When a family member enters a nursing home or assisted living, it is an emotional and overwhelming time. So, generally, a careful review of the admission contract and related documents is not a top priority. Moreover, potential residents or family members who have concerns about certain provisions assume they have little choice, and the contracts are “take it or leave it.”
Long-term care facilities have historically used their superior bargaining power to limit their liability by including binding arbitration provisions in their admission agreements. In 2016, the Centers for Medicare and Medicaid Services (CMS) issued regulations that prohibited nursing homes from including pre-dispute, binding arbitration agreements in their admission agreements. The regulation was challenged, and a federal court issued a nationwide stay of the regulation. In 2019, CMS revised its regulation to remove the ban on pre-dispute binding arbitration provisions in nursing home admission agreements. Instead, it provided that admission agreements could include binding arbitration clauses as long as the agreement specified that the arbitration clause was voluntary.
The 2019 regulation was also challenged, and enforcement was stayed until the 8th Circuit upheld the regulation in a decision issued Oct. 1, 2021, Northport Health Services of Arkansas v. Dept. of Health & Human Services (8th Cir. 2021).
The Court held that the federal government had the authority to regulate admission practices in facilities that participate in the Medicare and Medicaid programs, including the use of binding arbitration clauses. The regulation (42 C.F.R. § 483.70(n)) provides as follows:
(1) The facility must not require any resident or his or her representative to sign an agreement for binding arbitration as a condition of admission to, or as a requirement to continue to receive care at, the facility and must explicitly inform the resident or his or her representative of his or her right not to sign the agreement as a condition of admission to, or as a requirement to continue to receive care at, the facility.

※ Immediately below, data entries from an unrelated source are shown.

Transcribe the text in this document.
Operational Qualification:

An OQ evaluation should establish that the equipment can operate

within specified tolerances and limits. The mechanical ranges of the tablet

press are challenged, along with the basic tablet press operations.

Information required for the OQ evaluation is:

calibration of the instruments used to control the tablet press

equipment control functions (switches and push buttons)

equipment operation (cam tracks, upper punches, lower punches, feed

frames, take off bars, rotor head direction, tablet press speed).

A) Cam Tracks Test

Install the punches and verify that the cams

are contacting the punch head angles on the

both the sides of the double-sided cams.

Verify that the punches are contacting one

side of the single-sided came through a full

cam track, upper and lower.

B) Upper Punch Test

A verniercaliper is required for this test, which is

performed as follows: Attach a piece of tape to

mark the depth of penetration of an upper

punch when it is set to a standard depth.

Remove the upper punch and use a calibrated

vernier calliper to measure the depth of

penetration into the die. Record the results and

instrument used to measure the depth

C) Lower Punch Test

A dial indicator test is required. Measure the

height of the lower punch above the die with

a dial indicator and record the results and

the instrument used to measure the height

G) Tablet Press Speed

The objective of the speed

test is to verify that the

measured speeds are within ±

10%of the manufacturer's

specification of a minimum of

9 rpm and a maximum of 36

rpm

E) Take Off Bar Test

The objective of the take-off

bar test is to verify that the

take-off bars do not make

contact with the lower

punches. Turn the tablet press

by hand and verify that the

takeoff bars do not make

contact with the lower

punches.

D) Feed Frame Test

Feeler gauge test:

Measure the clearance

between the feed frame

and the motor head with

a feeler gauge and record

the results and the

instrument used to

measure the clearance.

(2) The facility must ensure that: (i) The agreement is explained to the resident and his or her representative in a form and manner that he or she understands, including in a language the resident and his or her representative understands; (ii) The resident or his or her representative acknowledges that he or she understands the agreement; (iii) The agreement provides for the selection of a neutral arbitrator agreed upon by both parties; and (iv) The agreement provides for the selection of a venue that is convenient to both parties.

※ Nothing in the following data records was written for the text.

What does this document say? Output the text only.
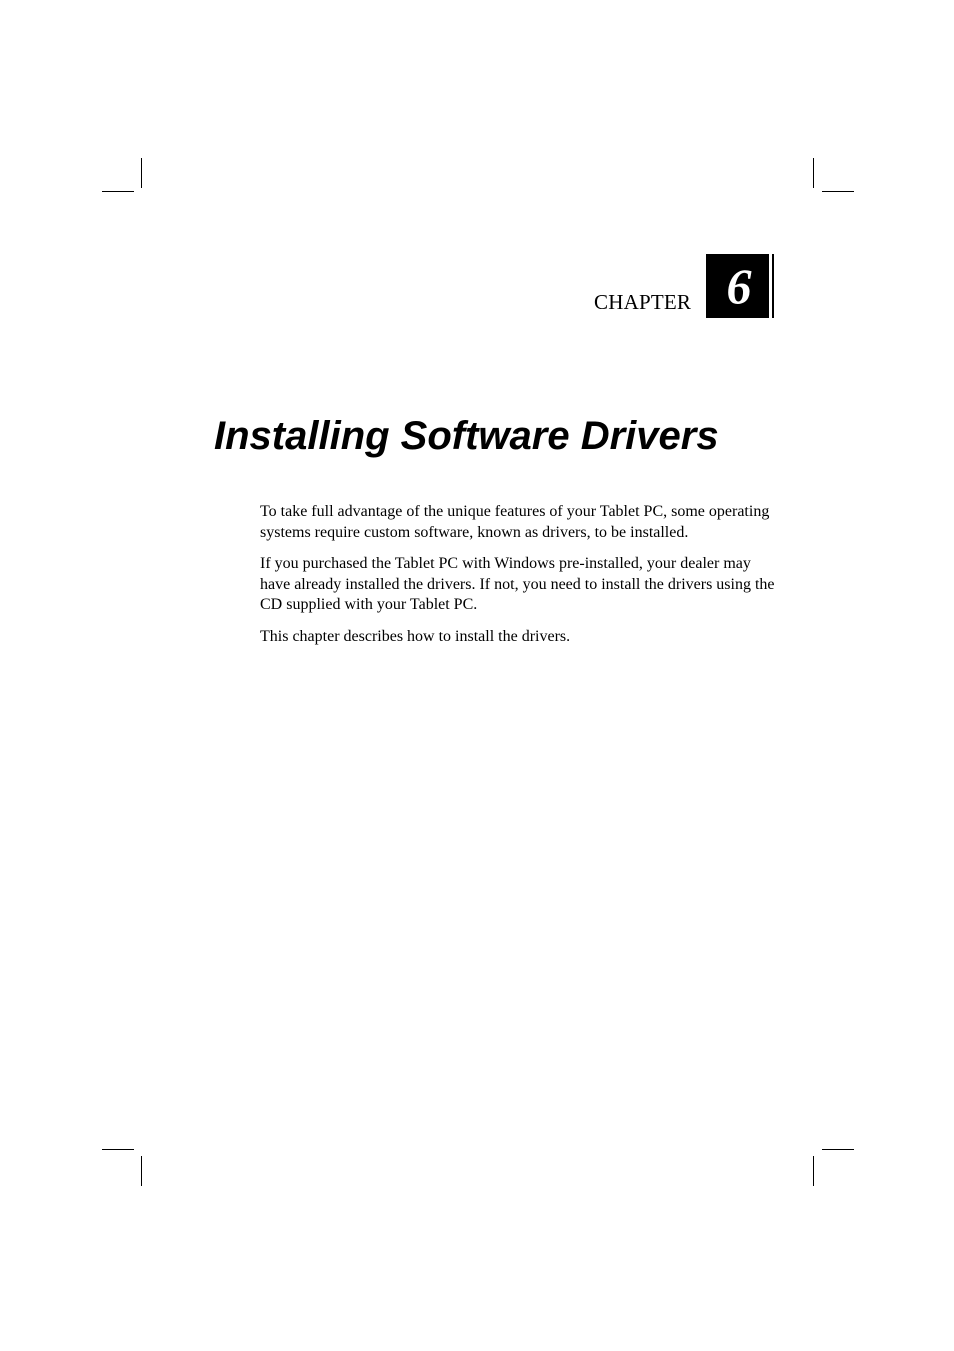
CHAPTER 6
Installing Software Drivers

To take full advantage of the unique features of your Tablet PC, some operating systems require custom software, known as drivers, to be installed.

If you purchased the Tablet PC with Windows pre-installed, your dealer may have already installed the drivers. If not, you need to install the drivers using the CD supplied with your Tablet PC.

This chapter describes how to install the drivers.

(3) The agreement must explicitly grant the resident or his or her representative the right to rescind the agreement within 30 calendar days of signing it.
(4) The agreement must explicitly state that neither the resident nor his or her representative is required to sign an agreement for binding arbitration as a condition of admission to, or as a requirement to continue to receive care at, the facility.
(5) The agreement may not contain any language that prohibits or discourages the resident or anyone else from communicating with federal, state, or local officials, including but not limited to, federal and state surveyors, other federal or state health department employees, and representatives of the Office of the State Long-Term Care Ombudsman, in accordance with § 483.10(k).
(6) When the facility and a resident resolve a dispute through arbitration, a copy of the signed agreement for binding arbitration and the arbitrator’s final decision must be retained by the facility for five years after the resolution of that dispute and be available for inspection upon request by CMS or its designee.
Arbitration clauses are unlikely to disappear from long term care agreements, but this decision means that they must include clear direction regarding the voluntary nature of the clause. This should help residents and families make thoughtful choices about their rights.